PASCAL RABATÉ: Monde sans paroles

« Ni à vendre, ni à louer » n’est pas un film d’aventure. Il peint plutôt des situations absolument triviales, qui par moments font surgir une profonde mélancolie.

Les vacances, ce n’est pas pour tout le monde – elles font souvent jaillir les problèmes de couple.

C’est le littoral atlantique qui est le décor principal de « Ni à vendre, ni à louer ». Ici se croisent, un weekend de printemps, non seulement des retraités, qui se rendent dans leur petite résidence secondaire, une maisonnette pas plus grande qu’un matelas, mais aussi un couple de lesbiennes, dormant sur la plage, un représentant ayant rendez-vous avec une maîtresse sado-maso dans un hôtel du bord de mer où logent aussi deux couples dont l’existence sera bouleversée au cours de l’histoire. Finalement il y a aussi une famille scoute, un ordonnateur de pompes funèbres qui a le hoquet, un enterrement et des plages abandonnées.

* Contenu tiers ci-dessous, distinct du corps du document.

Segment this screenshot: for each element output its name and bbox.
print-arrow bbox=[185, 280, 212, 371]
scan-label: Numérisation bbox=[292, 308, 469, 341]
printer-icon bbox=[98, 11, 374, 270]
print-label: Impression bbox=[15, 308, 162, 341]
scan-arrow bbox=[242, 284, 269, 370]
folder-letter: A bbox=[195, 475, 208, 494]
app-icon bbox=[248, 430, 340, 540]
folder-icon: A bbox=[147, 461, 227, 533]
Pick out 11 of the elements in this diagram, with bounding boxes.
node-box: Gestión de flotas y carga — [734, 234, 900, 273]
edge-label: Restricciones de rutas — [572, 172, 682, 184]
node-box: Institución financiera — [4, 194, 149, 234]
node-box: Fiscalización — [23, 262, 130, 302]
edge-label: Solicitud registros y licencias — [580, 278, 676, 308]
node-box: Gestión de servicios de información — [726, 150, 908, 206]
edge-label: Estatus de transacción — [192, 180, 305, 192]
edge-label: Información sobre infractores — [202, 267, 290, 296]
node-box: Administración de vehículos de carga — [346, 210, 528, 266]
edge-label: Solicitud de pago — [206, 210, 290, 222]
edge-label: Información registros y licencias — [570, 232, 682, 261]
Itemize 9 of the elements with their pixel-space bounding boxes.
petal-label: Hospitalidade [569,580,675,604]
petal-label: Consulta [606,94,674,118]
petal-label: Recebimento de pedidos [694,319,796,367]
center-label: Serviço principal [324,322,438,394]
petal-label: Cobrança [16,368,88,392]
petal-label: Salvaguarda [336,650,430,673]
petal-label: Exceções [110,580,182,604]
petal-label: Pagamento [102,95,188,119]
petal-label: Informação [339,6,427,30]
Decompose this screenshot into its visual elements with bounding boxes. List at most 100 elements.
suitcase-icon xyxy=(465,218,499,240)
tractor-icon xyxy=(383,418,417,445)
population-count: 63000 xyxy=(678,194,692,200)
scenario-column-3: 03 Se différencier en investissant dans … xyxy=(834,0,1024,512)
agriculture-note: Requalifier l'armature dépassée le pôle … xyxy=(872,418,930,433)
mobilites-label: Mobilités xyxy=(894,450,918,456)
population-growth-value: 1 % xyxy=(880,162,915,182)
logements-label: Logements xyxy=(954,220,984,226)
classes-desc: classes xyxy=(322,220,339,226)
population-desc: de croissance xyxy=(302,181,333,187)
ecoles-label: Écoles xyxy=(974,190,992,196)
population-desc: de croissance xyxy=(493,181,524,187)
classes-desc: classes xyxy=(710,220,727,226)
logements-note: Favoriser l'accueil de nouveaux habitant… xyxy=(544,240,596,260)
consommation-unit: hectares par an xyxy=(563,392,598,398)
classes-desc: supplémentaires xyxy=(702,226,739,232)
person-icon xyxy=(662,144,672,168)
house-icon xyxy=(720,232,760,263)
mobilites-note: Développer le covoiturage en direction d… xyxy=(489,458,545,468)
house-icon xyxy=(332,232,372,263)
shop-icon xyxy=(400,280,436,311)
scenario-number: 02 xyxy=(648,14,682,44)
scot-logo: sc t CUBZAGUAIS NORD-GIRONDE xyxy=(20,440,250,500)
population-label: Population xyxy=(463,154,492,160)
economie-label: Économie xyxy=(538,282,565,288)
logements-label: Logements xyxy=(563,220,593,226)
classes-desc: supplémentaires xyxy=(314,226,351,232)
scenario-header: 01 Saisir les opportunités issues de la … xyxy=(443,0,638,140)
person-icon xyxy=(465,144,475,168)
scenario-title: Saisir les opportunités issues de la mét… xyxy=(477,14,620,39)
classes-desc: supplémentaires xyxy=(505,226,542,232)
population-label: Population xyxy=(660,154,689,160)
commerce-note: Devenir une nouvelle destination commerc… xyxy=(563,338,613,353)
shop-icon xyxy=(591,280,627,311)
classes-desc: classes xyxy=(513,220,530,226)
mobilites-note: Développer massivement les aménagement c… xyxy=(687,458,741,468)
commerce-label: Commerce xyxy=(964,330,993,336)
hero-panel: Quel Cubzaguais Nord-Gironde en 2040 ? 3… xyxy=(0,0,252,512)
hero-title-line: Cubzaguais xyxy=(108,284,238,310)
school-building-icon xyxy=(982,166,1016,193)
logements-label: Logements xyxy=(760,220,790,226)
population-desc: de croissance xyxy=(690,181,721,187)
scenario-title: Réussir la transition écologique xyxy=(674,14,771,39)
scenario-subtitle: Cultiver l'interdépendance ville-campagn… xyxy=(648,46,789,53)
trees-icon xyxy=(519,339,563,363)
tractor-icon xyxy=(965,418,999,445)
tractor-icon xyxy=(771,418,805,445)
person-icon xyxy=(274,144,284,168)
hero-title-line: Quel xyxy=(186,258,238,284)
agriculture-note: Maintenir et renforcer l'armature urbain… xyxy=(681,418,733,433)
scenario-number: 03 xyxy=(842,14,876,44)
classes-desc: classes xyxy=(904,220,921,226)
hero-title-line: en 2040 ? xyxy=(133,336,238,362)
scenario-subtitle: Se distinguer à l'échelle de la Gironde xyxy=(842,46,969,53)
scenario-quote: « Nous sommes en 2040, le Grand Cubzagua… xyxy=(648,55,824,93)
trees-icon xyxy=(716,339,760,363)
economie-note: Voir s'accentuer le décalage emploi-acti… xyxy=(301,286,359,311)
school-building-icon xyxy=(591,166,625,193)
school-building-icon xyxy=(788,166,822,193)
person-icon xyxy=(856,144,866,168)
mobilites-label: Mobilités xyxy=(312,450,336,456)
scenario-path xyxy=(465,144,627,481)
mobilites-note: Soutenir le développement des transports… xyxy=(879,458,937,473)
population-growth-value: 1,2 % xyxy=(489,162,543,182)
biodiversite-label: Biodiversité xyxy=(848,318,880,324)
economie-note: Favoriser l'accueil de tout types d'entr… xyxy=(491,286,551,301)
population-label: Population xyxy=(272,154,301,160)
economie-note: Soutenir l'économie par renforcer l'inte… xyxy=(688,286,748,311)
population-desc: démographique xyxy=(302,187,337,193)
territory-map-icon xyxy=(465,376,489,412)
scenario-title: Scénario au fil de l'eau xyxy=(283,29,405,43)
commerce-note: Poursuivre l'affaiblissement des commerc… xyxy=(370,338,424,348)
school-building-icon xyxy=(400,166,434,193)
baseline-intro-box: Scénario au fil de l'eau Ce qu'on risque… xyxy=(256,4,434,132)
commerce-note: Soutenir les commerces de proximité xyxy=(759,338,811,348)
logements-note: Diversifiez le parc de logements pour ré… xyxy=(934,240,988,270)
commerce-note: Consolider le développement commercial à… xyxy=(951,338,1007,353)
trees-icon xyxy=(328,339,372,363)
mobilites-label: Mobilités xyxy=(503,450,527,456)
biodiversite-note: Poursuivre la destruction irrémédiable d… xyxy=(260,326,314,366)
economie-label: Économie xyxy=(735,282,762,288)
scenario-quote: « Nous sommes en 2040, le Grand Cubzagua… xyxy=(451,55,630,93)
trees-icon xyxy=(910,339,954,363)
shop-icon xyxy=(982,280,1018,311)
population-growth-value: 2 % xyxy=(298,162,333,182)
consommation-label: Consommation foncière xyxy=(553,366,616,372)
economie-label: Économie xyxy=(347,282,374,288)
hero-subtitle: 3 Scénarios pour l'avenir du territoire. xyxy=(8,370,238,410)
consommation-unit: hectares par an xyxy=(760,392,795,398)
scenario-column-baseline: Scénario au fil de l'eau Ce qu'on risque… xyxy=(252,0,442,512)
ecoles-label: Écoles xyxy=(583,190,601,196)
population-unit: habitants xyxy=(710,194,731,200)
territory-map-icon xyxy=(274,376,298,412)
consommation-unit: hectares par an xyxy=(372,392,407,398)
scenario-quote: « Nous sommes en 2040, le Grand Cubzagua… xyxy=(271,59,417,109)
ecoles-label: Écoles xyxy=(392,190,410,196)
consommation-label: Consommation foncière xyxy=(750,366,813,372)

Des instants simples qui sont au centre du petit chef-d’oeuvre « Ni à vendre, ni à louer » du réalisateur français Pascal Rabaté. Ceci n’est pas surprenant, étant donné que Rabaté est aussi un dessinateur assez reconnu de bande dessinée. Ses BD révèlent des univers très variés entre réalisme et grotesque. Pour son film, Rabaté s’est inspiré de la technique de BD où l’image prédomine le texte. Ainsi, « Ni à vendre, ni à louer » fonctionne comme un slapstick presque sans dialogues – juste musiques et bruits incongrus dans l’arrière-fond qui accompagnent les personnages. Rabaté semble avoir repris les plans cadrés ainsi que les images minimalistes, intenses en couleur – rappellant les années 1950 – caractéristiques des BD.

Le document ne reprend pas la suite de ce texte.